‘Socialism’ as a political boogeyman
WASHINGTON — President Trump drew cheers and applause from the right-field bleachers at his State of the Union speech when he declared: “We renew our resolve that America will never be a socialist country.”
It was a softer retread of the old Joe McCarthy war on communism that enflamed this nation in the 1950s, sending many Americans looking under their beds — or hiding there themselves — long before the demise of the Soviet Union.
“Socialism” as a political boogeyman has long ago been deflated by wide public acceptance of social democracy, as refined in Franklin D. Roosevelt’s New Deal, the midwife of the widely accepted social safety net of today’s progressivism.
Two years ago, Sen. Bernie Sanders of Vermont, seeking the Democratic Party presidential nomination as an avowed democratic socialist, won more than 2 million votes.
Many of them came from young Americans accustomed to having that safety net under them, limiting if not eradicating the perils of poverty.
Now the New Deal concept has been broadened into the realm of environmental protection under a Green New Deal seeking to make climate change and other such ecological crusades into everyman causes.
Trump, though, counters with partisan blather, accusing the Democrats of anti-Americanism by declaring: “America was founded on liberty and independence, and not government coercion, domination and control.

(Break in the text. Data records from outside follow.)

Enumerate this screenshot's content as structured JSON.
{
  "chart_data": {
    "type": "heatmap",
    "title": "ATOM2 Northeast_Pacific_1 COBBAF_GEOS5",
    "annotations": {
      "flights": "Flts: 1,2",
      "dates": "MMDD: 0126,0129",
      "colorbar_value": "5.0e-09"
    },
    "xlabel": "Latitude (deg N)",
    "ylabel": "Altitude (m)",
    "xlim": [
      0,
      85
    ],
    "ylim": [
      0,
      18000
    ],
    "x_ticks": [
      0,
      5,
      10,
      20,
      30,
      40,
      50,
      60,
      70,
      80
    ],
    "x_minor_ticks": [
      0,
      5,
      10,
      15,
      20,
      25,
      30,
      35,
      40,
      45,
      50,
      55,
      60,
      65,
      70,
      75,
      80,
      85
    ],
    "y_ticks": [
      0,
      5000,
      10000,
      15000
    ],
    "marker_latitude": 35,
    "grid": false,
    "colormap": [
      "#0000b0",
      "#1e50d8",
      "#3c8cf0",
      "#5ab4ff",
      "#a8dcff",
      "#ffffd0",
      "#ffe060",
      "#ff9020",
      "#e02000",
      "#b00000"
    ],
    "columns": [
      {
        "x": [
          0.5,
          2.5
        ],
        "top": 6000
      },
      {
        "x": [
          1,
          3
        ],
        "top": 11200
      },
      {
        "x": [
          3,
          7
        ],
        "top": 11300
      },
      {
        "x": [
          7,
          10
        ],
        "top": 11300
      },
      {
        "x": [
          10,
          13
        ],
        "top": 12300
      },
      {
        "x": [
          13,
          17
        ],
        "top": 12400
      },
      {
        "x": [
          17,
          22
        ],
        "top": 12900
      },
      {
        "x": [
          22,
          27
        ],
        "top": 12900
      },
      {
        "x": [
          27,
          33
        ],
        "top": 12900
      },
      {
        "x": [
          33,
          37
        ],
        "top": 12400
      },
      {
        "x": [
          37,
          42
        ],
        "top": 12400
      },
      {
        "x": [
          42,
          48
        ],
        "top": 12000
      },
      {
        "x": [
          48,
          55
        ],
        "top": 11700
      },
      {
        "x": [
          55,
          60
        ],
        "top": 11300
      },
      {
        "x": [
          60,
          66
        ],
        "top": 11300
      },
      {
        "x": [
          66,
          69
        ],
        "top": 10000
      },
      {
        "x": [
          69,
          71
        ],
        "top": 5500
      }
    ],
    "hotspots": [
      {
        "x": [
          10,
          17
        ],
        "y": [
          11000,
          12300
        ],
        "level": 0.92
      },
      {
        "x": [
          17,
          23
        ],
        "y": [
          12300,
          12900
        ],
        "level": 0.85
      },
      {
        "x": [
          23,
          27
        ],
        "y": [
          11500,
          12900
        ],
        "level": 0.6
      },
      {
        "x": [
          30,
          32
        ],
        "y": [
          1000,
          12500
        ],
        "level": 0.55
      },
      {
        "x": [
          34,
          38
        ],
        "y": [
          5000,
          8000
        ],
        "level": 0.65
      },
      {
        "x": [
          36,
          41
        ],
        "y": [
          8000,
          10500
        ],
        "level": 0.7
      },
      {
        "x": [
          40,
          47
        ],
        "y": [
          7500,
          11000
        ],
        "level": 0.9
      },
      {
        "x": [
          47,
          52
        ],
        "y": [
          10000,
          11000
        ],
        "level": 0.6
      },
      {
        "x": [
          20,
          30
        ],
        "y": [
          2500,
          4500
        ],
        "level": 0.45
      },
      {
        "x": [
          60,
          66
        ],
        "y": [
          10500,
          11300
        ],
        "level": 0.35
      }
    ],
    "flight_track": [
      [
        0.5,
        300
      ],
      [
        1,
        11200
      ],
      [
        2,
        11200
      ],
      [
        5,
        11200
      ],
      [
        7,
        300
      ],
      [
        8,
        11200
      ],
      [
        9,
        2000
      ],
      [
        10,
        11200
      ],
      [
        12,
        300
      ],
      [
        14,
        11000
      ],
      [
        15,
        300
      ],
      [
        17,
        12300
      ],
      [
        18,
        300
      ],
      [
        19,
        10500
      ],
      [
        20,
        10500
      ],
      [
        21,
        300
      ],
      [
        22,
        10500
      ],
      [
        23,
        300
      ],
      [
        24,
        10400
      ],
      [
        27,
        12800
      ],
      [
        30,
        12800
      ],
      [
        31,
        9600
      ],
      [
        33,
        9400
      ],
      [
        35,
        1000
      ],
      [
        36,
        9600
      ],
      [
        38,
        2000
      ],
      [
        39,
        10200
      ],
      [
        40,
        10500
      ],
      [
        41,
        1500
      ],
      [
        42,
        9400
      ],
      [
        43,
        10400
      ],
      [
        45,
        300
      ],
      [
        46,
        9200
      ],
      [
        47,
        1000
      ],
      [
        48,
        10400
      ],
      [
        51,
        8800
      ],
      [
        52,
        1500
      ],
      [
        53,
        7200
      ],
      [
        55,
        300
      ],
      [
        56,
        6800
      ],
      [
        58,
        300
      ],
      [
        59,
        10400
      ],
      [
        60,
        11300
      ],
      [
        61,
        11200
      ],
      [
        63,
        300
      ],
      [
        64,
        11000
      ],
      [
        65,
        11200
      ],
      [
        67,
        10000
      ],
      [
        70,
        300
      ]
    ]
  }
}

We are born free and we will stay free.”
Unfortunately, we are not free of the chaos of the governmental mismanagement he has delivered, including a record 35-day shutdown of many of the nation’s services and responsibilities.

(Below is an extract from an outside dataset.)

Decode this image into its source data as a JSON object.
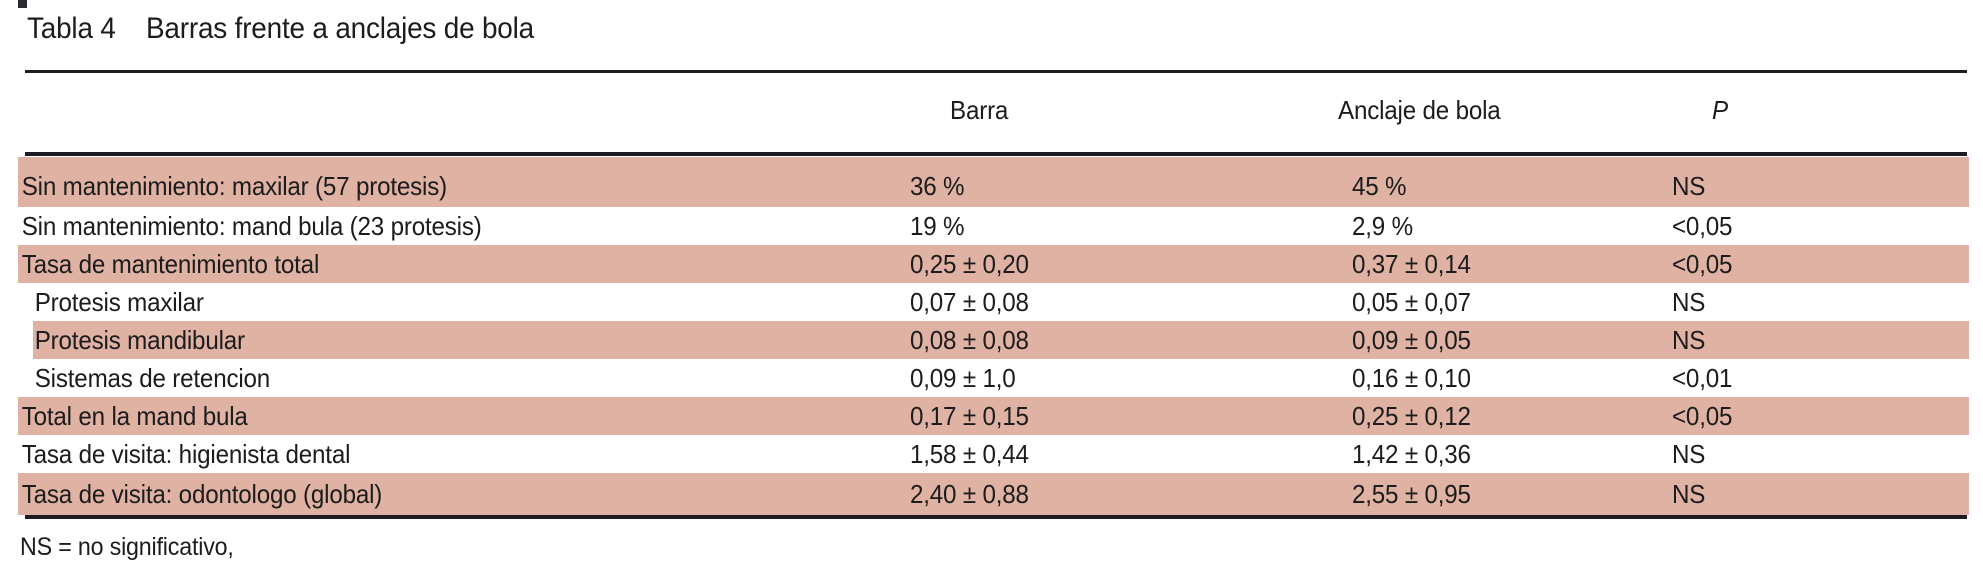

The air is increasingly filled with talk of impeaching the president, on grounds of conspiracy with the Russians or of simple corruption in the way Trump has used public office to enrich himself. But it seems just as likely now that Trump could go down for rank incompetence in running the country.
An impeachable offense in practical terms comes down to what the House says it is in articles of impeachment, and then the Senate convicts or acquits. Trump could be discharged from his high office for failing, as the Constitution stipulates, to “faithfully execute the office of President of the United States.”
Meanwhile, a small army of Democrats has declared or is planning to seek the party’s presidential nomination next year, and much of the speculation runs to which one of them would have the best chance to unseat Trump.
Sen. Elizabeth Warren of Massachusetts has opined that Trump may not be president, much less a free man, by the time of the November 2020 balloting.
While that may be Democratic wishful thinking, the mounting cases against Trump from the Justice Department, the judicial Southern District of New York and emolument clause sleuths into his various enrichment schemes could foresee a pre-2020 ouster, or even resignation. That outcome may seem far-fetched as of now, considering Trump’s narcissistic self-appraisal and clear indications of his determination to slash and burn his way out of his current dilemmas.
But that could change if his family members find themselves in legal jeopardy.
Richard Nixon 45 years ago fought to the 11th hour of his own likely impeachment before Senate friends told him the White House tapes assured the jig was up, and he chose resignation. Who are the Senate Republicans, currently cowed by Trump, who would do the same today, and would this president listen to them?
In any event, the best recourse for the Democratic Party hoping to be the instrument of ending the Trump era might be coalescing around one challenger.
But its ranks now are divided among old liberals, moderates and conservatives, as well as progressives bolstered by new millennial political movements. So coming together behind one candidate won’t be easy.
On paper, former Vice President Joe Biden has the right credentials, but at 77 he’s hardly the fresh face the new generation wants.
Meanwhile, Trump plays the tired old card of casting “socialism” as a dirty word. But many voters now embrace its most basic tenets of enlisting government to advance the well-being of all, including those on the lower rungs of the economic and social ladder. So the former dirty word may well have been scrubbed much cleaner by now.